In the first part of the study the researchers dose-escalated until patients experienced a dose-limiting toxicity. Then ChemGenex researchers collected biological samples from these patients with a cheek swab and sent them to the University of Louisville for PCR-based genotyping.
“It has been well established independently that there are two groups of people that can acetylize molecules like this: the fast and slow acetylators,” Brown said. There are identified SNPs that correspond to the fast, intermediate, and slow acetylation genotypes. Researchers used this information to separate the fast and intermediate acetylating patients into one group and the slow acetylating patients into another.
Patients with rapid and intermediate acetylator genotypes achieved a maximum tolerated weekly dose of 320 mg/m2. Slow acetylator patients achieved an MTD of 400 mg/m2 of Quinamed weekly. The weekly dosing schedule included three weeks on treatment followed by one week of rest.
With this dosing schedule, 64 percent of rapid and intermediate acetylators and 77 percent of slow acetylators showed no dose-limiting drug toxicities or dose-delay during treatment.
“If you were a slow acetylator you could take more of the drug. If you were a rapid acetylator you could take less drug and it was given in an IV,” Brown explained. In other words, “at an equally high dose, the slow acetylator group could tolerate the drug better than the high acetylator group.”
According to the company, the study showed Quinamed to be efficacious in a number of solid tumors in treatment-experienced cancer patients. “In a population of heavily pretreated patients who were refractory to multiple existing therapies and who had advanced tumors, there was evidence of antitumor activity in a range of tumor types,” ChemGenex said in a statement.
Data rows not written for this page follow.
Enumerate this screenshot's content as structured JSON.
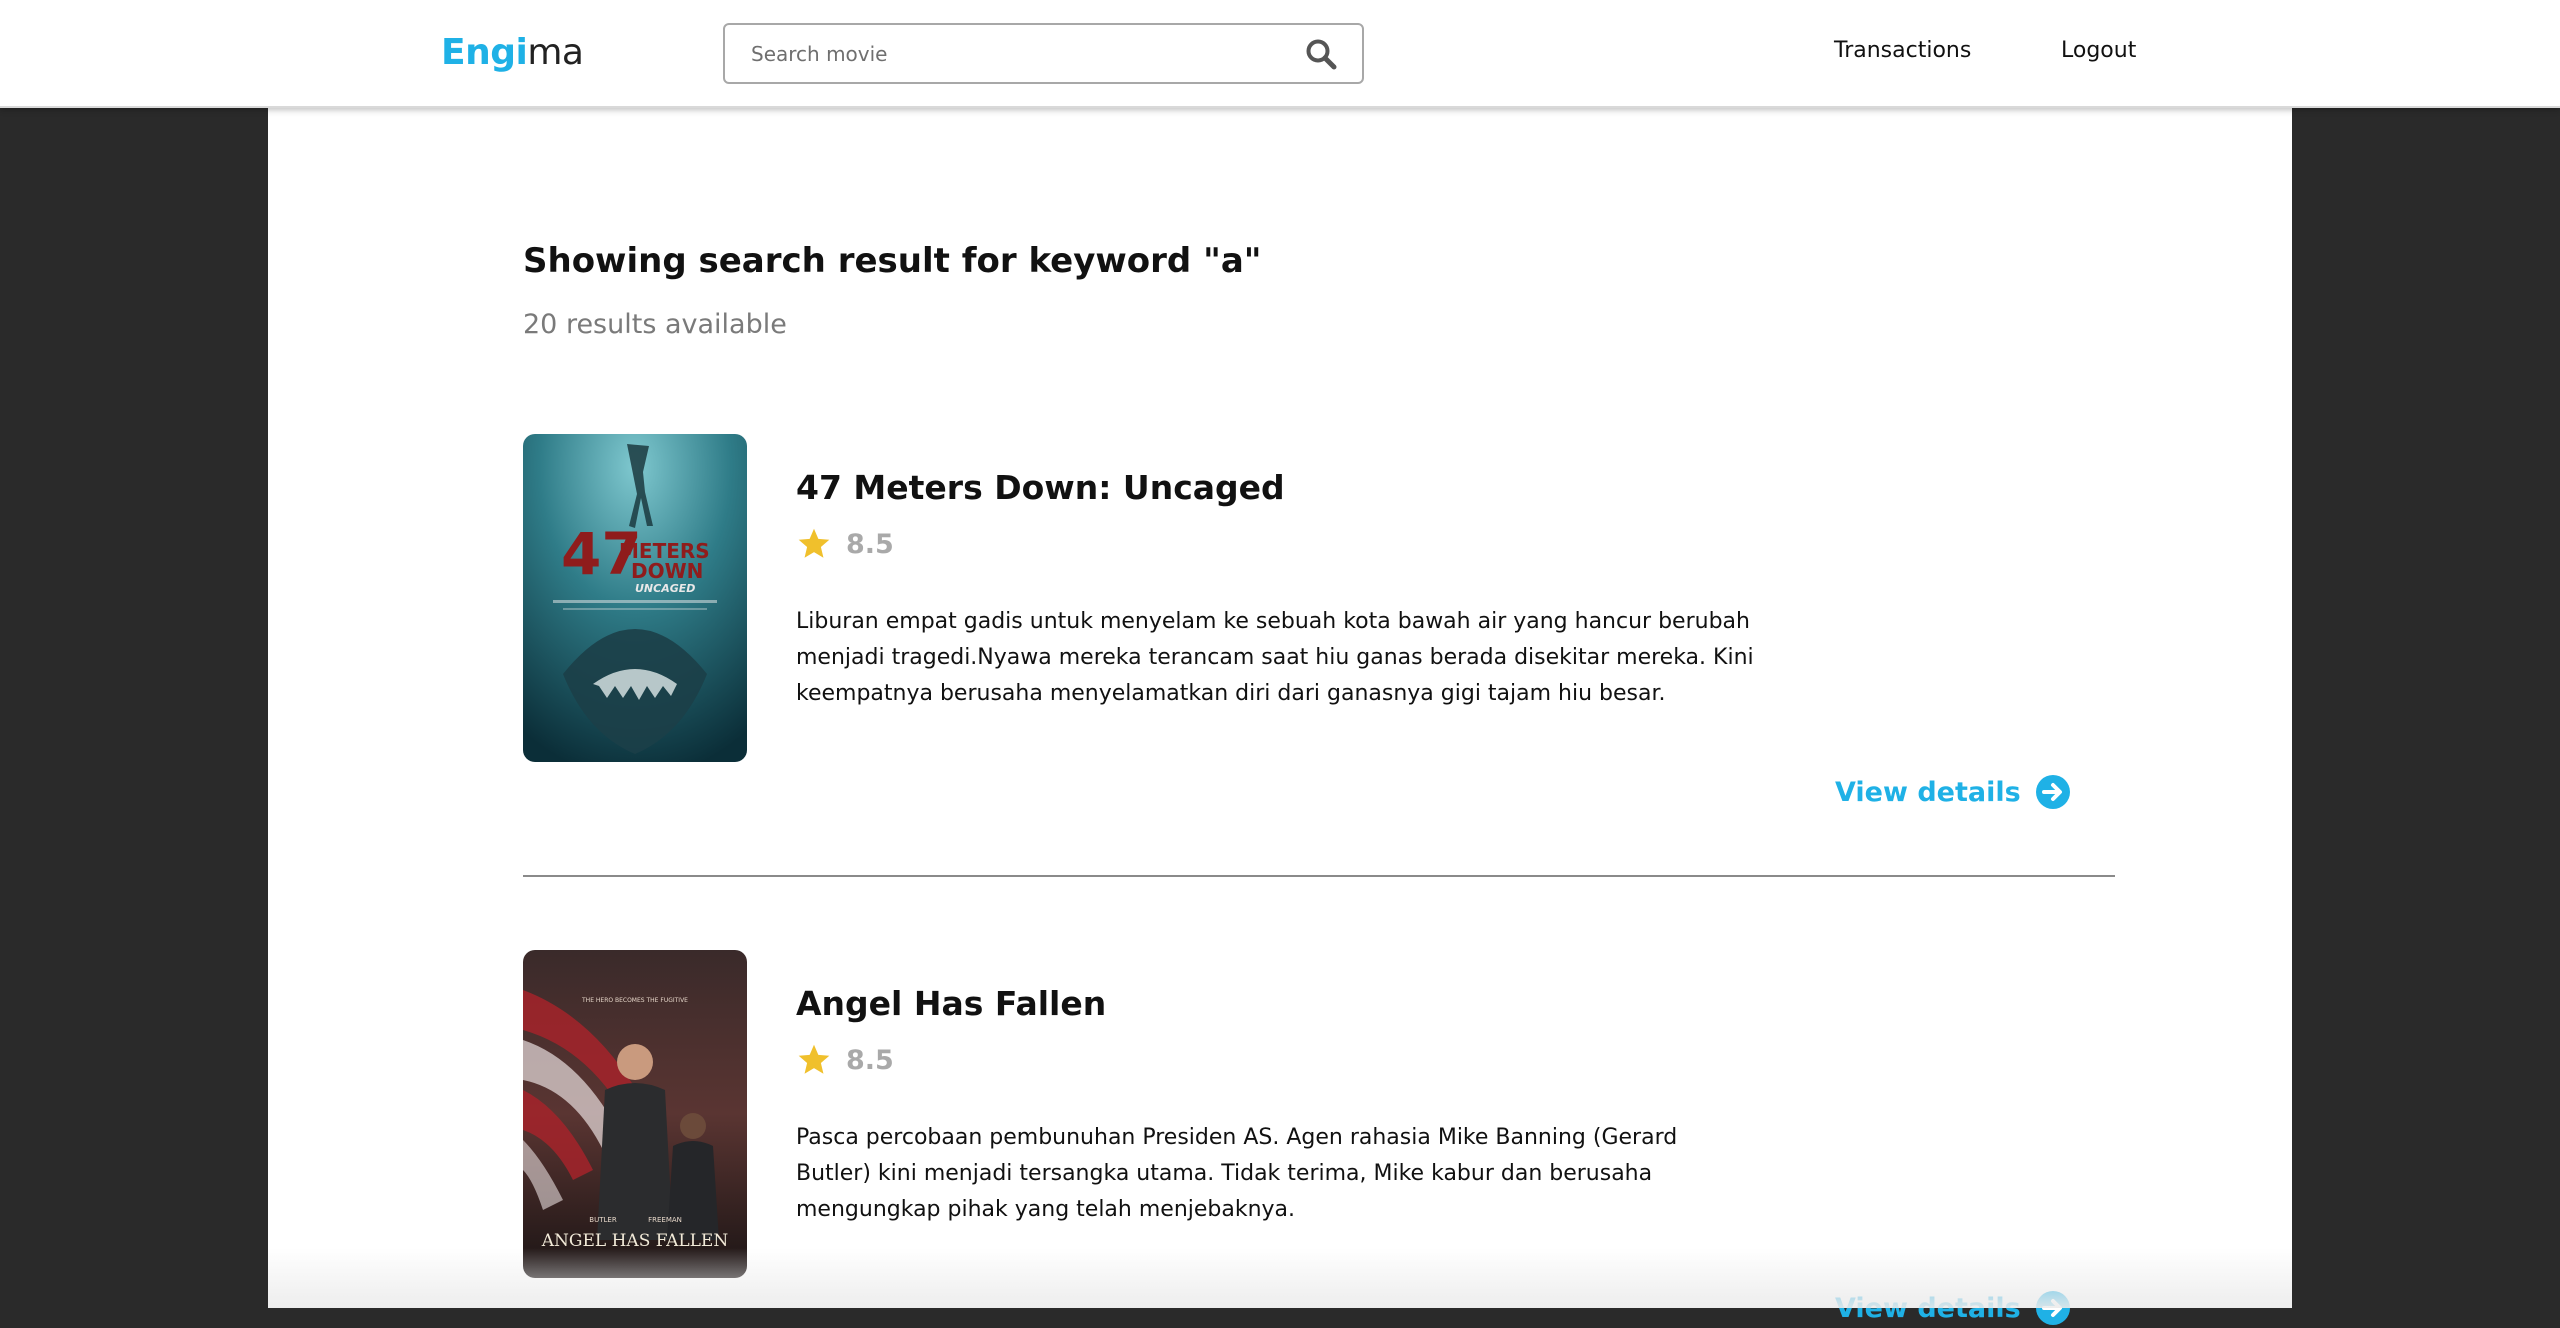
{
  "app": {
    "logo_part1": "Engi",
    "logo_part2": "ma",
    "accent_color": "#1fb1e6"
  },
  "search": {
    "placeholder": "Search movie",
    "value": "",
    "icon": "search-icon"
  },
  "nav": {
    "transactions": "Transactions",
    "logout": "Logout"
  },
  "results": {
    "heading": "Showing search result for keyword \"a\"",
    "count_text": "20 results available"
  },
  "movies": [
    {
      "title": "47 Meters Down: Uncaged",
      "rating": "8.5",
      "synopsis": "Liburan empat gadis untuk menyelam ke sebuah kota bawah air yang hancur berubah menjadi tragedi.Nyawa mereka terancam saat hiu ganas berada disekitar mereka. Kini keempatnya berusaha menyelamatkan diri dari ganasnya gigi tajam hiu besar.",
      "details_label": "View details",
      "poster_text_number": "47",
      "poster_text_top": "METERS",
      "poster_text_mid": "DOWN",
      "poster_text_sub": "UNCAGED"
    },
    {
      "title": "Angel Has Fallen",
      "rating": "8.5",
      "synopsis": "Pasca percobaan pembunuhan Presiden AS. Agen rahasia Mike Banning (Gerard Butler) kini menjadi tersangka utama. Tidak terima, Mike kabur dan berusaha mengungkap pihak yang telah menjebaknya.",
      "details_label": "View details",
      "poster_tagline": "THE HERO BECOMES THE FUGITIVE",
      "poster_name1": "BUTLER",
      "poster_name2": "FREEMAN",
      "poster_title": "ANGEL HAS FALLEN"
    }
  ]
}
Three prostate cancer patients experienced a decline in prostate specific antigens; one patient achieved a partial response. Two patients with ovarian cancer achieved stable disease and saw a decline in the ovarian cancer biomarker CA125. One gastrointestinal stromal tumor patient reached stable disease and sustained in this state for more than 18 monthly cycles of Quinamed.
“We are encouraged by the signs of anticancer activity across a range of tumor types in patients who had failed multiple prior therapies, and look forward to progressing Quinamed into further development for indications where the clinical need and commercial potential is greatest,” ChemGenex CEO Greg Collier said in a statement.